Chart of the Day: Enterprising Aussies; Of those who say they are interested in becoming entrepreneurs, % who actually try to start a new business
April 27, 2013 Leave a comment
Enterprising Aussies
Apr 26th 2013, 13:46 by Economist.com
Starting up a business down under
A NEW report by PricewaterhouseCoopers (PWC), a professional-services firm, suggests that Australia could start a lot more businesses. It predicts that online and high-tech start-ups could account for 4% of GDP and 540,000 jobs by 2033, up from 0.1% of GDP and 9,500 jobs today. The report offers signposts as to how the country might shift from mining coal to mining data. Australia has about 1,500 tech start-ups, mostly in Sydney and Melbourne.

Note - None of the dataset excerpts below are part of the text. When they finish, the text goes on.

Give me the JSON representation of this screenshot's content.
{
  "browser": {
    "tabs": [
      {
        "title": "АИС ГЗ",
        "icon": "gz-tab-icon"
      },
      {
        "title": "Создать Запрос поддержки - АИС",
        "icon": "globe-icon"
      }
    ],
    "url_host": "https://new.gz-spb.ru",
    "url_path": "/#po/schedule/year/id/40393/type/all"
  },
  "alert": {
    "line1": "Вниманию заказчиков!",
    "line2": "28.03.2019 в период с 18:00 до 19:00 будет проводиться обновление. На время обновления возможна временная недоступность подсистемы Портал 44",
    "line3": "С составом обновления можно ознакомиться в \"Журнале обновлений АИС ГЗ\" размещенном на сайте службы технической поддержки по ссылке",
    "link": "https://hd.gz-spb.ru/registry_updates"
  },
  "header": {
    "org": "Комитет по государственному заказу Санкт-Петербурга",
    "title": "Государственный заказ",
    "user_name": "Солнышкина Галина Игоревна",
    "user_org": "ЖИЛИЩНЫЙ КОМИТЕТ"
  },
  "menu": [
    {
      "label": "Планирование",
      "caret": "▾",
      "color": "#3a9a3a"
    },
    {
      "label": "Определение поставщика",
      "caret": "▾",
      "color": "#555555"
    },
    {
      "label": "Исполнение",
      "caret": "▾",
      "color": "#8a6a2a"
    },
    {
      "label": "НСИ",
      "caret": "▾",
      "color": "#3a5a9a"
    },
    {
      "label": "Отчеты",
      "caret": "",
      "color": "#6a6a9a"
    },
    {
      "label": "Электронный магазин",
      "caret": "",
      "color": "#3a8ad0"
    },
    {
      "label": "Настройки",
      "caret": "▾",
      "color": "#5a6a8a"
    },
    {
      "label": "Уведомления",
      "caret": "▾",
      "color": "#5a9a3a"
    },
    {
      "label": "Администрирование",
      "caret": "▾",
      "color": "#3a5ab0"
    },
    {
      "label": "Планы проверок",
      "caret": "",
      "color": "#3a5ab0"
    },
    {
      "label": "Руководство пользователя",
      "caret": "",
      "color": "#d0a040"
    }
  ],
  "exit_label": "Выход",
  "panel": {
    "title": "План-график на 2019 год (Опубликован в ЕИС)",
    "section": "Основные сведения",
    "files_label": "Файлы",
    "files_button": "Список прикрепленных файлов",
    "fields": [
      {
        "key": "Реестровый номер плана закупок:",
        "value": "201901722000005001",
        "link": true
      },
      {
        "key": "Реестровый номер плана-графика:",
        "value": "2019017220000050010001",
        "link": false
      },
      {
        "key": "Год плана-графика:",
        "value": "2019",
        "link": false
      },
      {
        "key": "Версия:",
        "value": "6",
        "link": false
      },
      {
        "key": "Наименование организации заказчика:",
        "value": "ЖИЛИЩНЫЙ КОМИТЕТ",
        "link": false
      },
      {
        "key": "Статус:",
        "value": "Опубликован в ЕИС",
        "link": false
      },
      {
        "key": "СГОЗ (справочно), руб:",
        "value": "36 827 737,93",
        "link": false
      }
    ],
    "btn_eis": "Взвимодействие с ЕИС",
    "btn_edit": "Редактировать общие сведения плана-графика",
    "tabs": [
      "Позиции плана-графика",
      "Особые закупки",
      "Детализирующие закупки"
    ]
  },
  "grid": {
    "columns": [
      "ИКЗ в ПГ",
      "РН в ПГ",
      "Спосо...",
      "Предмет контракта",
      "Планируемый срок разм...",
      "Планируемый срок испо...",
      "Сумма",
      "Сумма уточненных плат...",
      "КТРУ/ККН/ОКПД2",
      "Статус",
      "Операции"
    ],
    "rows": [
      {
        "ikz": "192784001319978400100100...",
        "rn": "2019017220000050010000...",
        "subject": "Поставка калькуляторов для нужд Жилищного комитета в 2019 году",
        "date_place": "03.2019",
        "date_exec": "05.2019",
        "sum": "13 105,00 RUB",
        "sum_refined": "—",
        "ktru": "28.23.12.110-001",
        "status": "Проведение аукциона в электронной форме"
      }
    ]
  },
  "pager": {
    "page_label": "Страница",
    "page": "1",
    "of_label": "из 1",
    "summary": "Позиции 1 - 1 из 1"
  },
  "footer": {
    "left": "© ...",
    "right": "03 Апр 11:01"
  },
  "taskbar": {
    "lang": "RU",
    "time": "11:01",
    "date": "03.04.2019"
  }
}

Vast untapped opportunities await in health care, an industry that will surge as the nation ages. Australia’s regulatory environment for entrepreneurs is friendly, and the country is admirably open to skilled immigration. In an annual survey of global entrepreneurship, 54% of adult Australians said they were interested in starting their own business, compared with nearly 70% of Italians. But 19% of Australians actually began the process, the highest proportion of the 21 countries in the report, whereas only 3% of Italians did so. Nonetheless, PwC frets that “fear of failure” is more common in Australia than in America or Canada, and this could be holding it back.